Review 1 by Sudeshna Das
The authors present a sentence citation context ontology, supervised learning approaches to extract citation contexts and a Linked Data application for articles from the European Semantic Web Conference (ESWC) series. They define their own set of citation contexts stating that existing ones were hard to reuse/adapt, which is ok. The new Sentence Context Ontology is a positive contribution and the machine learning approaches and Linked Data application are methodologically sound as well. The only issue I have is that on the whole there is no compelling use case for understanding the context of citation sentences.
Other minor issues that need to be corrected:
* typo on page 2 "While  report s on model-ing the contexts of sentences in related work sections of research articles and supervised learning experi-ments for context identification"
* page 8 - 4.2.9 is not following 4.2.8
* page 34 - 8.1.3 is mixed up
* page 35 - "View Contexts of citation sentences" is mingled with the Discussion section (seems like this occurs everytime there is a figure or table spanning the page)
* Figure 9-18 are so blurry that we don't get a good sense of the Linked data application.
Review 2 by Tim Clark
The authors present an interesting and potentially useful approach for classifying and organizing the contexts of scientific citations. Noting that it "is becoming increasingly difficult to keep abreast of research developments in one's field" due to a dramatic increase in output of published research, the authors suggest that their method of textual analysis and organization can provide "value added information services for the research community.
This is a sound motivation for the work reported upon. I have no issue with the computational methods used and believe the authors are correct to attempt to build an application for scientific readers based upon their methods. The authors used the CORESE semantic web engine and it's associated SEWESE server at INRIA (Durville & Gandon 2007) to build an application which is able to query a SPARQL endpoint containing their results and present them in a fairly reasonable looking way to scientific users via Simile's Exhibit interface (Huynh et al. 2007, Karger et al. 2009, etc.).
This would be highly publishable and re-usable result if the following were provided as well:
- URL to the application (we cannot see anything except screen shots provided by the authors) and some instructions on how to use it;
- URL to acquire, inspect, execute and potentially re-use the source code, with licensing terms - preferably open source;
- URL to the SPARQL endpoint where their results are available.
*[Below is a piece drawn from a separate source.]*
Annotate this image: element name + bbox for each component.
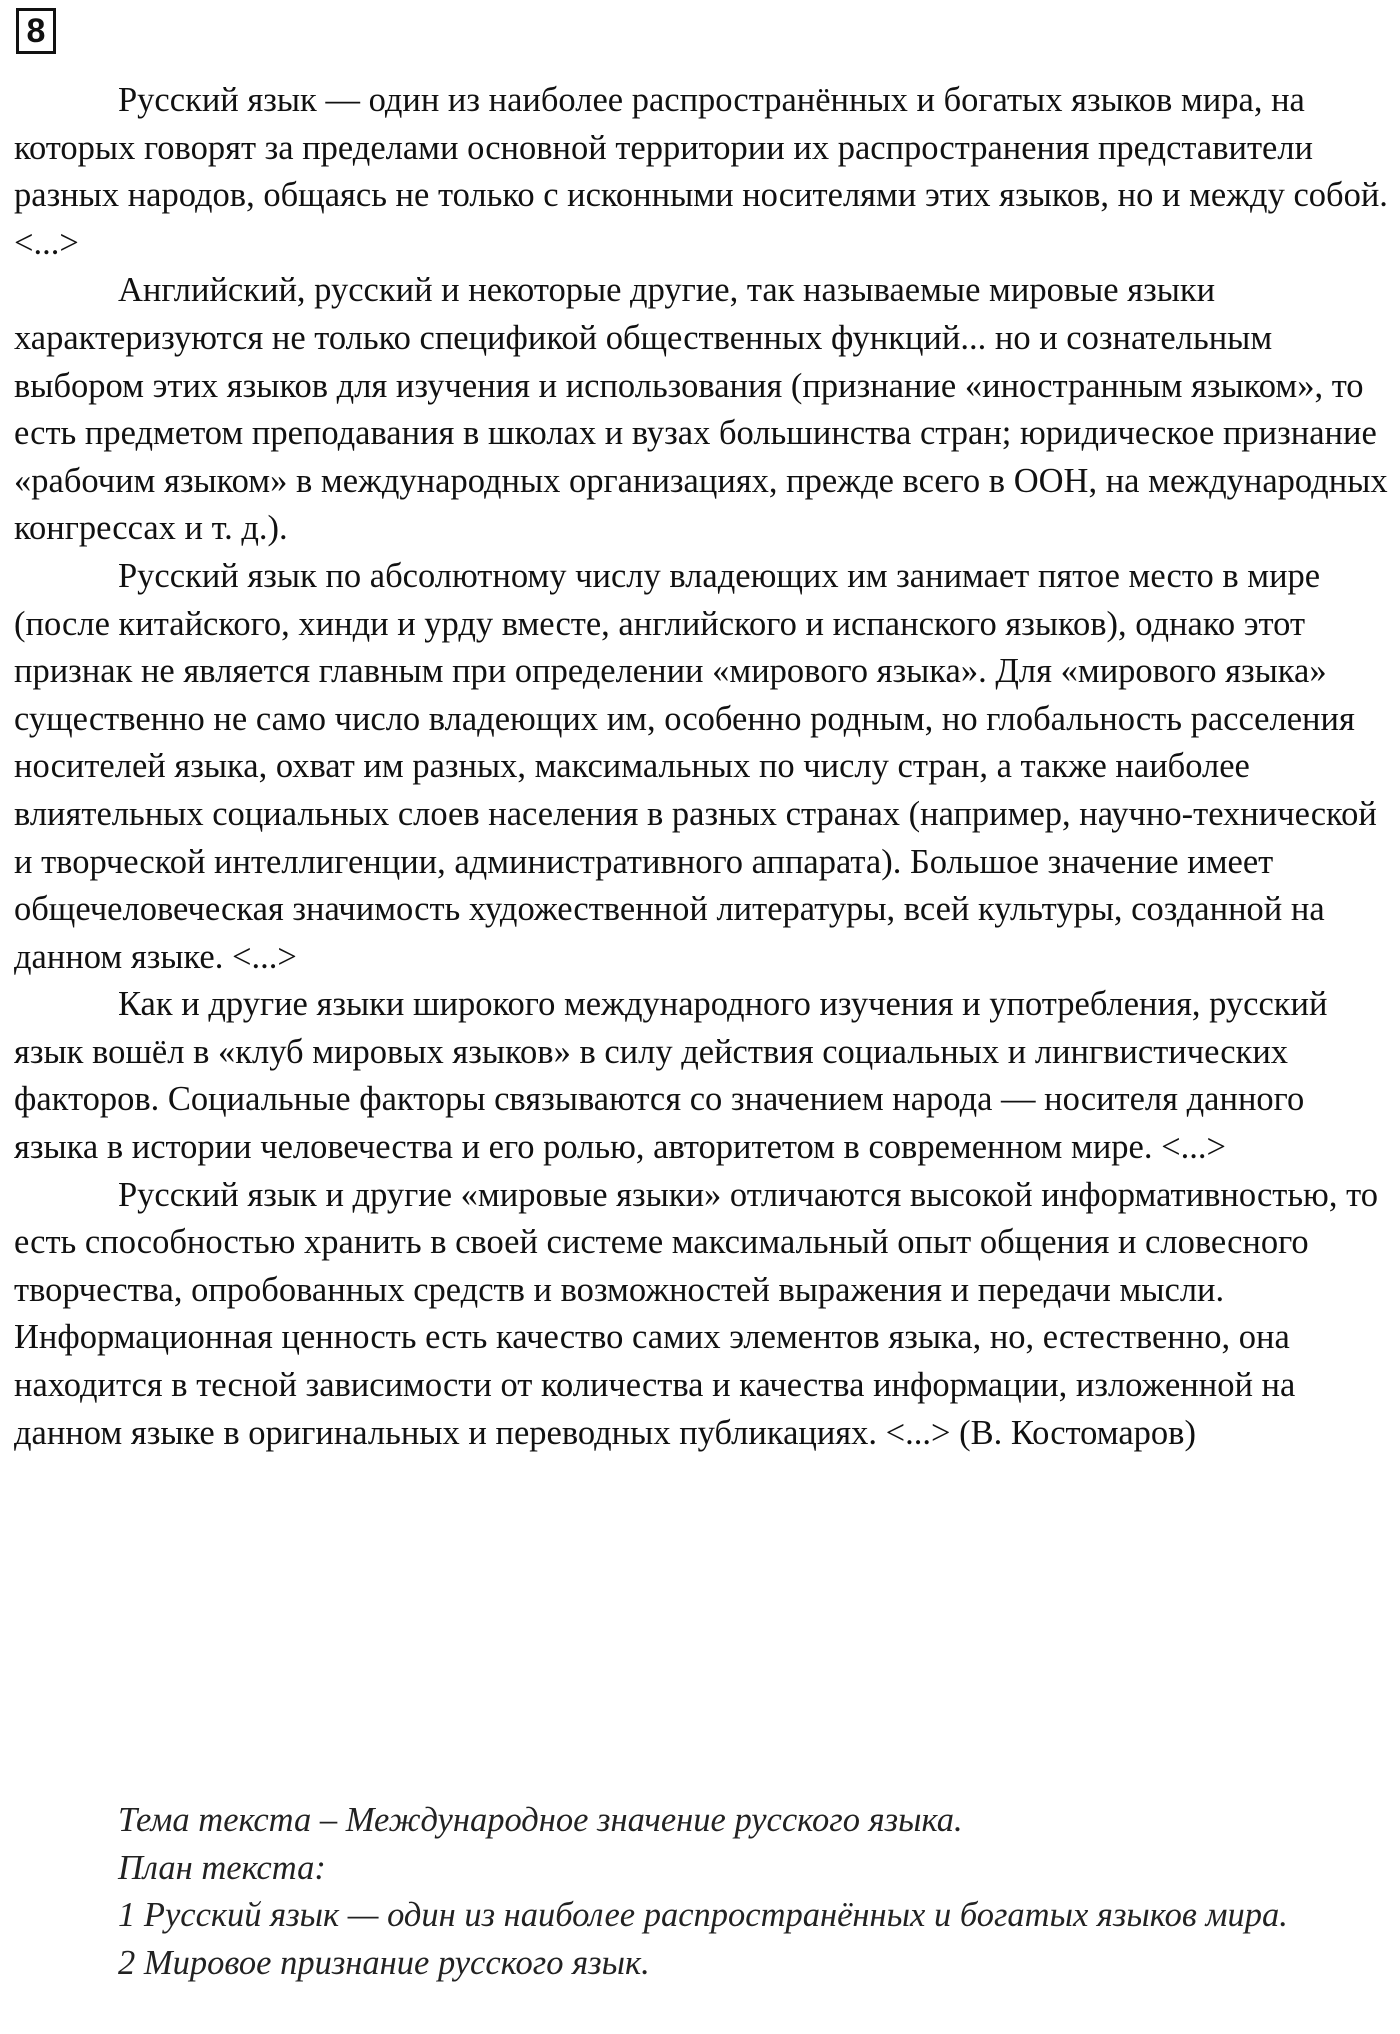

In addition, to validate the authors' claim that their application could provide improved approaches to "strategic reading" across large sets of scientific publications, it would be useful to see the
- statement of the general use cases, specifically, they were trying to build for; and
- some trial of the application with real scientific users other than the authors themselves; with
- an assessment of the outcome, plusses and minuses, and conclusions.
Unfortunately these are missing. If these were provided I would certainly recommend publication, but as it is I cannot.
Some additional points to consider:
- the work is not as well-referenced as it ought to be.
For example, the references I pointed out above for SEWESE and for Exhibit, are in published conference proceedings. The authors reference, in their place, web pages for informal presentations and the like. This type of issue ought to be cleaned up when and if the authors re-submit a modified version, which I would recommend they do.